A few years ago we traded at a festival held on the riverbank opposite Tewkesbury Abbey (HERE) and said that we'd have to cross the river and explore the town but never got round to it, that's until a friend shared a photo on Instagram of an amazing trompe l'oeil decorated door. That was just the push I needed, I can resist anything but a fancy doorway so today, we finally went to Tewkesbury.

 Situated in the county of Gloucestershire in the gorgeous area known as the Cotswolds, the Medieval town of Tewkesbury is just an hour's drive from Walsall (I know, it's so close, why on earth hadn't we been before?) The town stands on the confluence of the Rivers Severn and Avon and the name comes from Theoc, a Saxon who founded a hermitage here in the 7th Century. The Battle of Tewkesbury, on 4th May 1471 was one of the decisive battles of the Wars of the Roses. 

Tewkesbury is crammed with fine Tudor buildings and is deservedly popular with tourists.

The Wheatsheaf (above) was built in 1500 and was used as a pub until 1956.

The age of this old inn (now a hairdressers) speaks for itself.

The Ancient Grudge Inn (now an estate agent) was built in 1471, the name refers to the enmity between the houses of York & Lancaster, the cause of the Battle of Tewkesbury.

Tewkesbury is famed for these little alleyways. They're all so enticing.

The tourist information centre is situated in a building built in 1694. The beadle's hat suspended from the first floor is a leftover from when the building was used as a hat shop.

Oh dear, my underskirt's showing - the shame!

A relic from the War of the Roses?

Historic inn, the Royal Hop Pole is now run by Wetherspoons and was mentioned by Charles Dickens in the Pickwick Papers. When the new owners were refurbishing it they uncovered the remains of a previously forgotten Medieval dining hall.

It would have been rude not to partake in a spot of lunch and a beer or two in the sunshine (lager shandy for the driver). 

Planting inspiration - I need a whopping great clump of Irises outside Stonecroft.

Built in Norman times, Tewkesbury Abbey is the town's major claim to fame. Originally part of a monastery, it was saved from Henry VIII's dissolution of the monasteries after being bought by the townspeople for the price of the lead on the roof.  The church has the tallest Norman tower still in existence.

I'm fascinated by these remembrance plaques. The one on the left honoured a 34 year-old man who'd drowned in a shipwreck off the coast of Ceylon in 1806.

WEARING: Vintage 70s Mexican cotton dress (birthday present from Curtise, 2016), Lotta, Stockholm clogs and a 1970s straw bag by Dolcis (charity shopped last week)
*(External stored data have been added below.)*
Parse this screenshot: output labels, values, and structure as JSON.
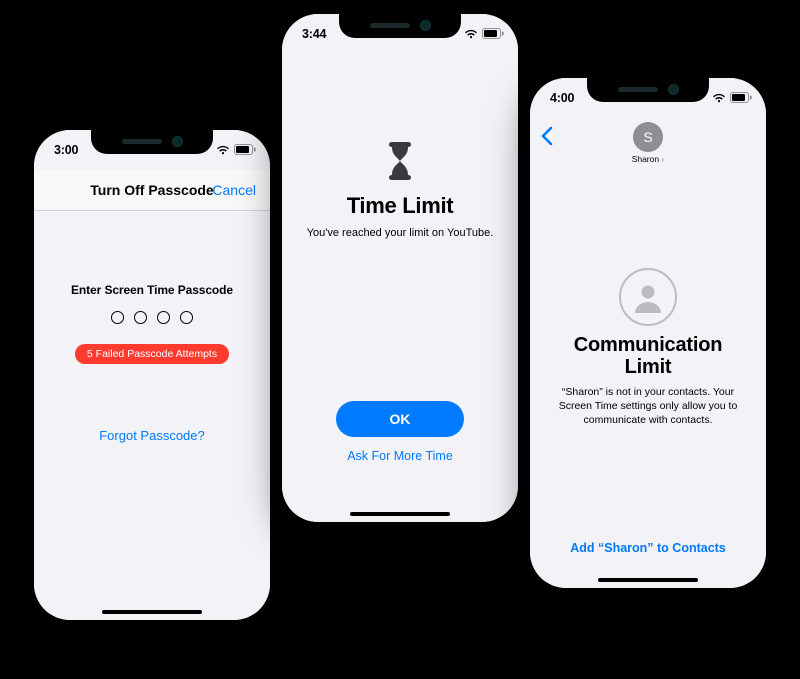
{
  "phone1": {
    "time": "3:00",
    "nav_title": "Turn Off Passcode",
    "cancel": "Cancel",
    "prompt": "Enter Screen Time Passcode",
    "error": "5 Failed Passcode Attempts",
    "forgot": "Forgot Passcode?"
  },
  "phone2": {
    "time": "3:44",
    "heading": "Time Limit",
    "subtitle": "You've reached your limit on YouTube.",
    "ok": "OK",
    "ask": "Ask For More Time"
  },
  "phone3": {
    "time": "4:00",
    "avatar_letter": "S",
    "contact_name": "Sharon",
    "heading_line1": "Communication",
    "heading_line2": "Limit",
    "subtitle": "“Sharon” is not in your contacts. Your Screen Time settings only allow you to communicate with contacts.",
    "add": "Add “Sharon” to Contacts"
  }
}
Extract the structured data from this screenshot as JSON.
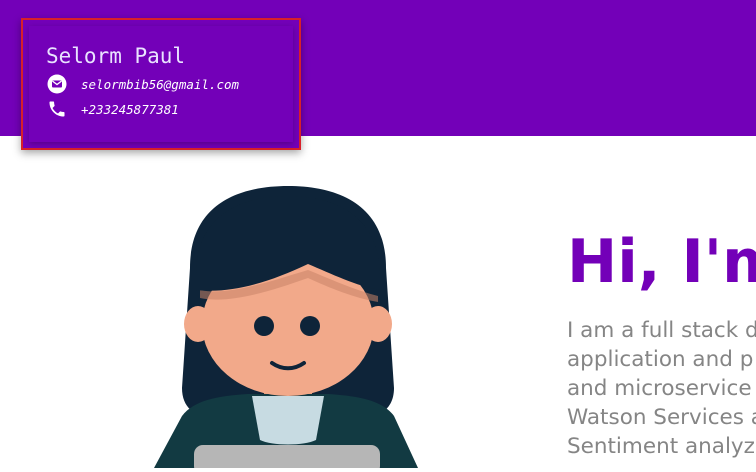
{
  "contact": {
    "name": "Selorm Paul",
    "email": "selormbib56@gmail.com",
    "phone": "+233245877381",
    "icons": [
      "envelope-icon",
      "phone-icon"
    ]
  },
  "hero": {
    "title": "Hi, I'm",
    "description_lines": [
      "I am a full stack d",
      "application and p",
      "and microservice",
      "Watson Services a",
      "Sentiment analyz"
    ]
  },
  "colors": {
    "brand_purple": "#7300b8",
    "card_border": "#d8202a",
    "body_text": "#858585"
  }
}
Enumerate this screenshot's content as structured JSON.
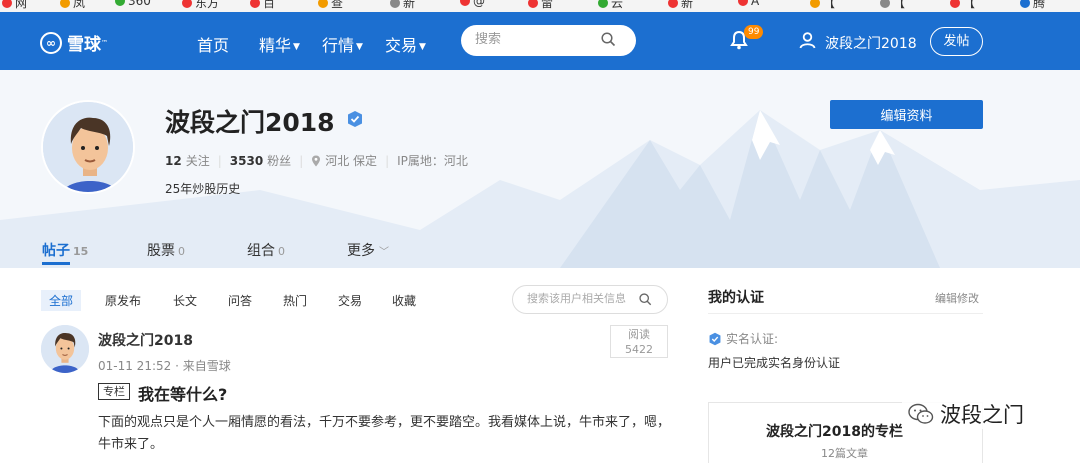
{
  "nav": {
    "logo_text": "雪球",
    "logo_tm": "™",
    "links": [
      "首页",
      "精华",
      "行情",
      "交易"
    ],
    "search_placeholder": "搜索",
    "notification_count": "99",
    "username": "波段之门2018",
    "post_button": "发帖"
  },
  "profile": {
    "name": "波段之门2018",
    "following_count": "12",
    "following_label": "关注",
    "followers_count": "3530",
    "followers_label": "粉丝",
    "location": "河北 保定",
    "ip_label": "IP属地：河北",
    "bio": "25年炒股历史",
    "edit_button": "编辑资料"
  },
  "tabs": [
    {
      "label": "帖子",
      "count": "15"
    },
    {
      "label": "股票",
      "count": "0"
    },
    {
      "label": "组合",
      "count": "0"
    },
    {
      "label": "更多",
      "count": ""
    }
  ],
  "filters": [
    "全部",
    "原发布",
    "长文",
    "问答",
    "热门",
    "交易",
    "收藏"
  ],
  "filter_search_placeholder": "搜索该用户相关信息",
  "post": {
    "author": "波段之门2018",
    "meta": "01-11 21:52 · 来自雪球",
    "read_label": "阅读",
    "read_count": "5422",
    "tag": "专栏",
    "title": "我在等什么?",
    "body": "下面的观点只是个人一厢情愿的看法，千万不要参考，更不要踏空。我看媒体上说，牛市来了，嗯，牛市来了。"
  },
  "certification": {
    "title": "我的认证",
    "edit": "编辑修改",
    "label": "实名认证:",
    "desc": "用户已完成实名身份认证"
  },
  "column": {
    "title": "波段之门2018的专栏",
    "count": "12篇文章"
  },
  "watermark": "波段之门",
  "colors": {
    "brand_blue": "#1c6fd0",
    "badge_orange": "#ff8a00"
  }
}
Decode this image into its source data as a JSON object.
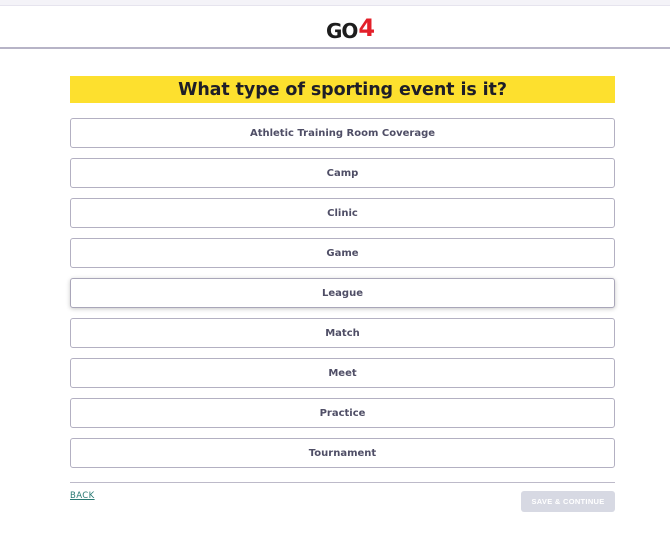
{
  "header": {
    "logo_main": "GO",
    "logo_accent": "4"
  },
  "question": {
    "title": "What type of sporting event is it?"
  },
  "options": [
    {
      "label": "Athletic Training Room Coverage"
    },
    {
      "label": "Camp"
    },
    {
      "label": "Clinic"
    },
    {
      "label": "Game"
    },
    {
      "label": "League"
    },
    {
      "label": "Match"
    },
    {
      "label": "Meet"
    },
    {
      "label": "Practice"
    },
    {
      "label": "Tournament"
    }
  ],
  "footer": {
    "back_label": "BACK",
    "save_label": "SAVE & CONTINUE",
    "save_disabled": true
  },
  "colors": {
    "question_highlight": "#fde02e",
    "logo_accent": "#e3202a",
    "back_link": "#2a7a74",
    "save_disabled_bg": "#d7d9e3"
  }
}
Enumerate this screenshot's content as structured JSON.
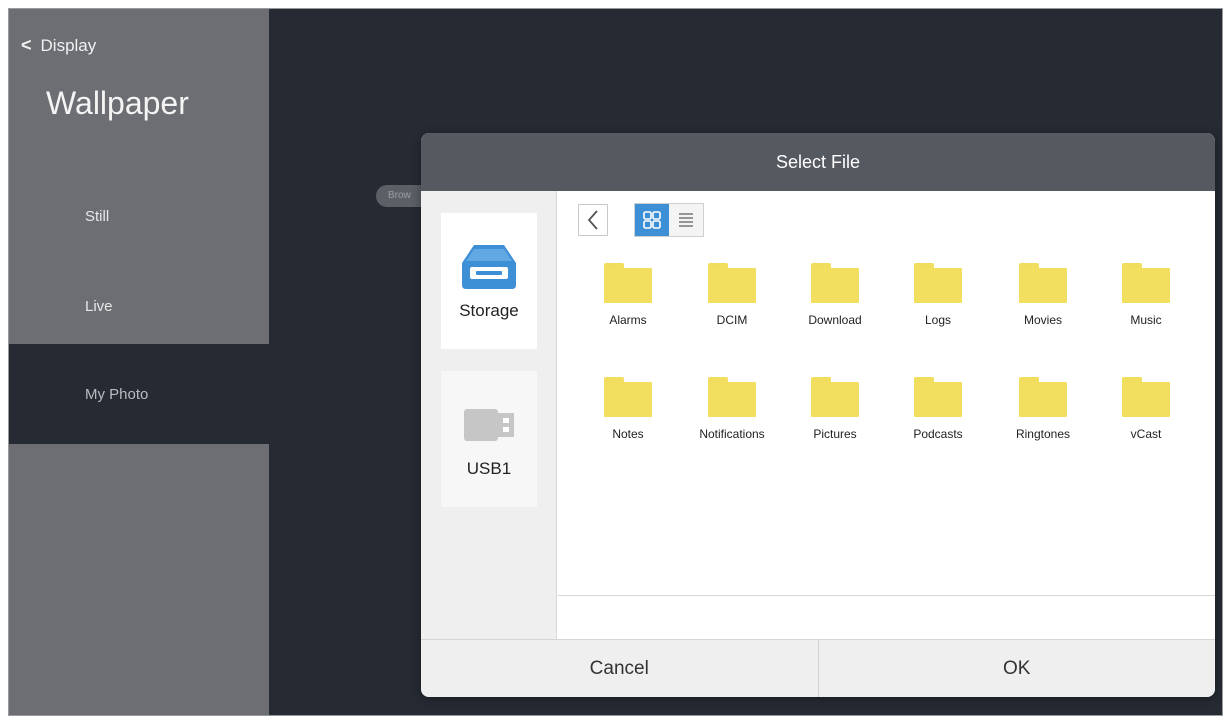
{
  "sidebar": {
    "back_label": "Display",
    "title": "Wallpaper",
    "items": [
      {
        "label": "Still"
      },
      {
        "label": "Live"
      },
      {
        "label": "My Photo"
      }
    ]
  },
  "browse_chip": "Brow",
  "dialog": {
    "title": "Select File",
    "sources": [
      {
        "label": "Storage",
        "icon": "storage-drive-icon"
      },
      {
        "label": "USB1",
        "icon": "usb-drive-icon"
      }
    ],
    "folders": [
      {
        "name": "Alarms"
      },
      {
        "name": "DCIM"
      },
      {
        "name": "Download"
      },
      {
        "name": "Logs"
      },
      {
        "name": "Movies"
      },
      {
        "name": "Music"
      },
      {
        "name": "Notes"
      },
      {
        "name": "Notifications"
      },
      {
        "name": "Pictures"
      },
      {
        "name": "Podcasts"
      },
      {
        "name": "Ringtones"
      },
      {
        "name": "vCast"
      }
    ],
    "cancel_label": "Cancel",
    "ok_label": "OK"
  },
  "colors": {
    "background": "#262a33",
    "sidebar": "#6c6e73",
    "dialog_header": "#555960",
    "accent": "#3d8fd6",
    "folder": "#f3df5f",
    "storage_icon": "#3d8fd6"
  }
}
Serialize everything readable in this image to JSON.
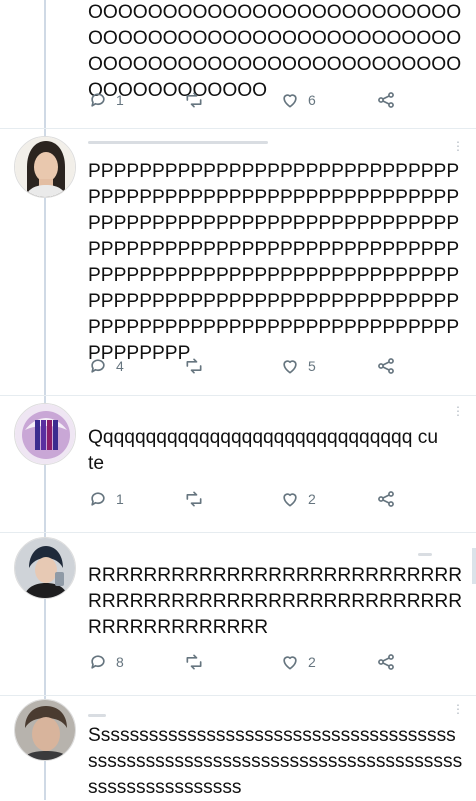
{
  "posts": [
    {
      "text": "OOOOOOOOOOOOOOOOOOOOOOOOOOOOOOOOOOOOOOOOOOOOOOOOOOOOOOOOOOOOOOOOOOOOOOOOOOOOOOOOOOOOOOO",
      "replies": "1",
      "likes": "6",
      "avatar_icon": "none"
    },
    {
      "text": "PPPPPPPPPPPPPPPPPPPPPPPPPPPPPPPPPPPPPPPPPPPPPPPPPPPPPPPPPPPPPPPPPPPPPPPPPPPPPPPPPPPPPPPPPPPPPPPPPPPPPPPPPPPPPPPPPPPPPPPPPPPPPPPPPPPPPPPPPPPPPPPPPPPPPPPPPPPPPPPPPPPPPPPPPPPPPPPPPPPPPPPPPPPPPPPPPPPPPPPPPPPPPPPPPPP",
      "replies": "4",
      "likes": "5",
      "avatar_icon": "woman-portrait-avatar"
    },
    {
      "text": "Qqqqqqqqqqqqqqqqqqqqqqqqqqqqqq cute",
      "replies": "1",
      "likes": "2",
      "avatar_icon": "purple-logo-avatar"
    },
    {
      "text": "RRRRRRRRRRRRRRRRRRRRRRRRRRRRRRRRRRRRRRRRRRRRRRRRRRRRRRRRRRRRRRRRRRR",
      "replies": "8",
      "likes": "2",
      "avatar_icon": "man-portrait-avatar"
    },
    {
      "text": "Sssssssssssssssssssssssssssssssssssssssssssssssssssssssssssssssssssssssssssssssssssssssssssss",
      "replies": "",
      "likes": "",
      "avatar_icon": "man-closeup-avatar"
    }
  ],
  "colors": {
    "text": "#111111",
    "meta": "#66757f",
    "divider": "#e6ecf0",
    "thread_line": "#cfd9e5"
  }
}
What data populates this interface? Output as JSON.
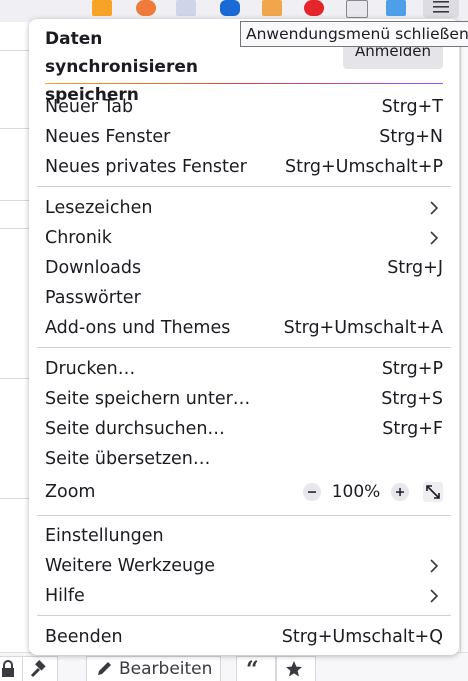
{
  "tooltip": "Anwendungsmenü schließen",
  "sync": {
    "title": "Daten synchronisieren speichern",
    "signin_label": "Anmelden"
  },
  "menu": {
    "new_tab": {
      "label": "Neuer Tab",
      "shortcut": "Strg+T"
    },
    "new_window": {
      "label": "Neues Fenster",
      "shortcut": "Strg+N"
    },
    "new_private": {
      "label": "Neues privates Fenster",
      "shortcut": "Strg+Umschalt+P"
    },
    "bookmarks": {
      "label": "Lesezeichen"
    },
    "history": {
      "label": "Chronik"
    },
    "downloads": {
      "label": "Downloads",
      "shortcut": "Strg+J"
    },
    "passwords": {
      "label": "Passwörter"
    },
    "addons": {
      "label": "Add-ons und Themes",
      "shortcut": "Strg+Umschalt+A"
    },
    "print": {
      "label": "Drucken…",
      "shortcut": "Strg+P"
    },
    "save_page": {
      "label": "Seite speichern unter…",
      "shortcut": "Strg+S"
    },
    "find": {
      "label": "Seite durchsuchen…",
      "shortcut": "Strg+F"
    },
    "translate": {
      "label": "Seite übersetzen…"
    },
    "zoom": {
      "label": "Zoom",
      "value": "100%"
    },
    "settings": {
      "label": "Einstellungen"
    },
    "more_tools": {
      "label": "Weitere Werkzeuge"
    },
    "help": {
      "label": "Hilfe"
    },
    "quit": {
      "label": "Beenden",
      "shortcut": "Strg+Umschalt+Q"
    }
  },
  "background": {
    "edit_label": "Bearbeiten"
  },
  "colors": {
    "accent_gradient": [
      "#f5a623",
      "#e2403d",
      "#9059ff"
    ],
    "menu_button_active": "#dcdce2"
  }
}
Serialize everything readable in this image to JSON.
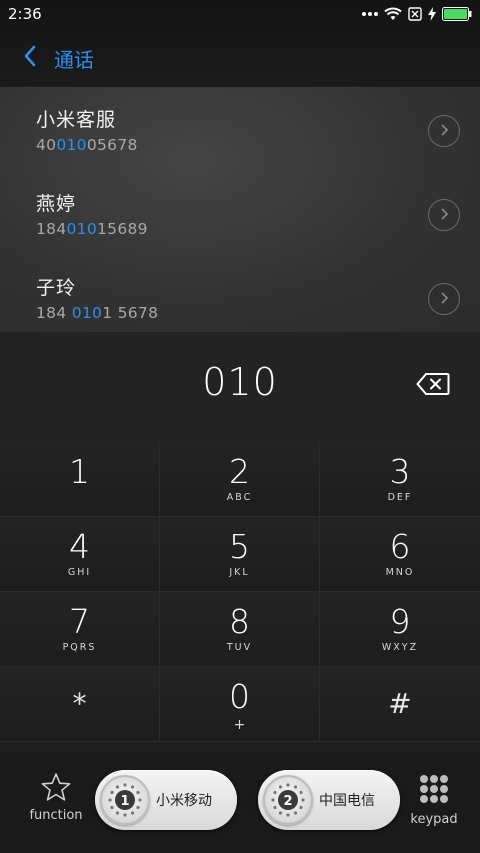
{
  "status_bar": {
    "time": "2:36"
  },
  "header": {
    "title": "通话"
  },
  "results": [
    {
      "name": "小米客服",
      "number_parts": [
        "40",
        "010",
        "05678"
      ]
    },
    {
      "name": "燕婷",
      "number_parts": [
        "184",
        "010",
        "15689"
      ]
    },
    {
      "name": "子玲",
      "number_parts": [
        "184 ",
        "010",
        "1 5678"
      ]
    }
  ],
  "dial": {
    "number": "010"
  },
  "keys": [
    {
      "digit": "1",
      "letters": ""
    },
    {
      "digit": "2",
      "letters": "ABC"
    },
    {
      "digit": "3",
      "letters": "DEF"
    },
    {
      "digit": "4",
      "letters": "GHI"
    },
    {
      "digit": "5",
      "letters": "JKL"
    },
    {
      "digit": "6",
      "letters": "MNO"
    },
    {
      "digit": "7",
      "letters": "PQRS"
    },
    {
      "digit": "8",
      "letters": "TUV"
    },
    {
      "digit": "9",
      "letters": "WXYZ"
    },
    {
      "digit": "*",
      "letters": ""
    },
    {
      "digit": "0",
      "letters": "+"
    },
    {
      "digit": "#",
      "letters": ""
    }
  ],
  "bottom": {
    "function_label": "function",
    "sim1_label": "小米移动",
    "sim1_number": "1",
    "sim2_label": "中国电信",
    "sim2_number": "2",
    "keypad_label": "keypad"
  },
  "colors": {
    "accent": "#2a8ff0",
    "battery": "#4cd964"
  },
  "icons": [
    "wifi-icon",
    "no-sim-icon",
    "charging-icon",
    "battery-icon",
    "back-chevron-icon",
    "chevron-right-icon",
    "backspace-icon",
    "star-icon",
    "keypad-grid-icon"
  ]
}
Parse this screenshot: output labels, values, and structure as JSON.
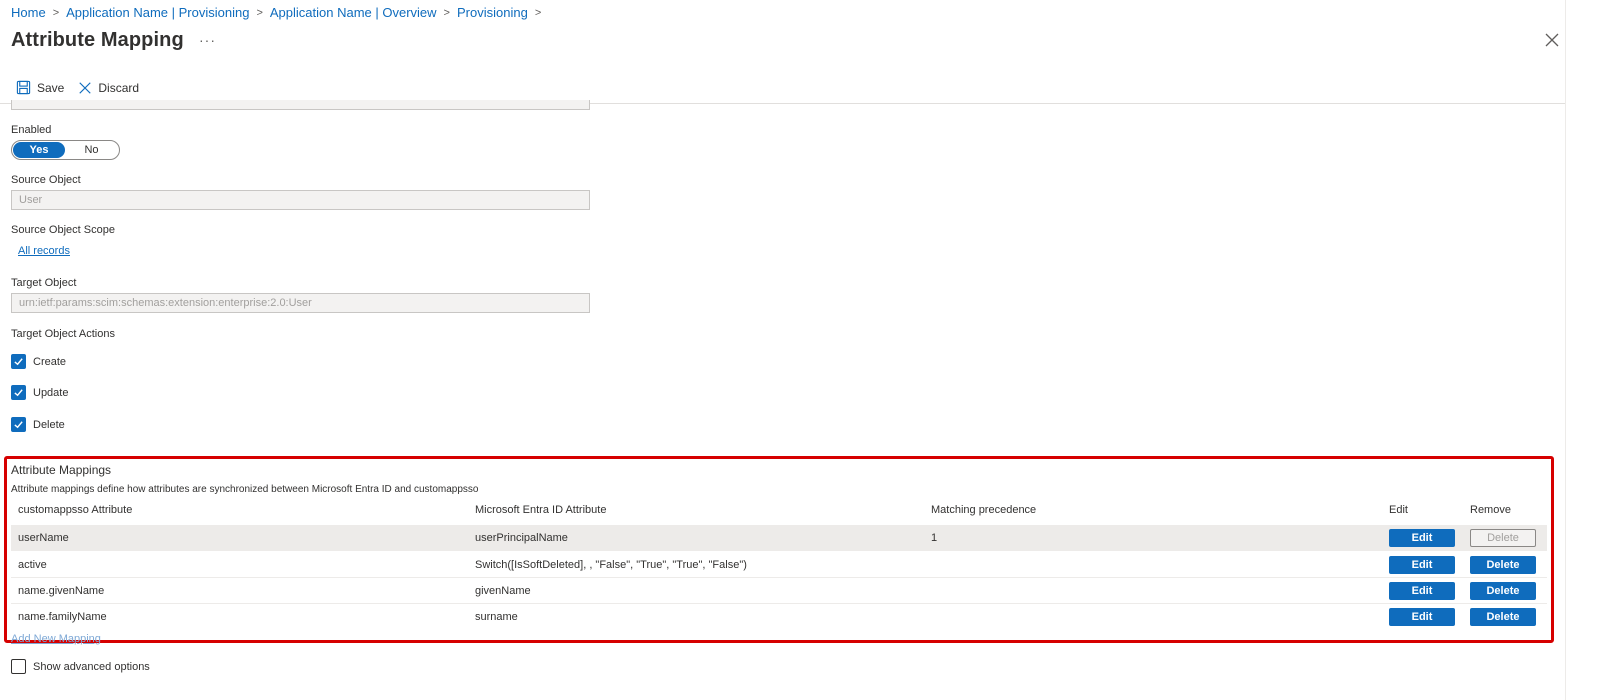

Replay Vintage was lovely, the owner greeted us with a smile and the prices were very reasonable. Did we buy anything? No! We'd already found loads of vintage treasure in Tewkesbury's charity shops.  From Edwardian granddad shirts, groovy dagger collar shirts, a reworked sari with bastard massive sleeves & a 1970s sailor collar raincoat to some incredible cotton dresses including an orange maxi with sleeves so good I nearly passed out when I found it! 

Historic buildings, brilliant charity shops and a posh 'Spoons. I think we need to visit more often!

Thanks for the well wishes, Gilbert didn't pass his MOT (luckily we've got more than one vehicle) but the bits that need doing aren't too complicated, Jon should have him fixed for his retest on Friday....I'll keep you posted.

Linking to Patti & the gang for Visible Monday.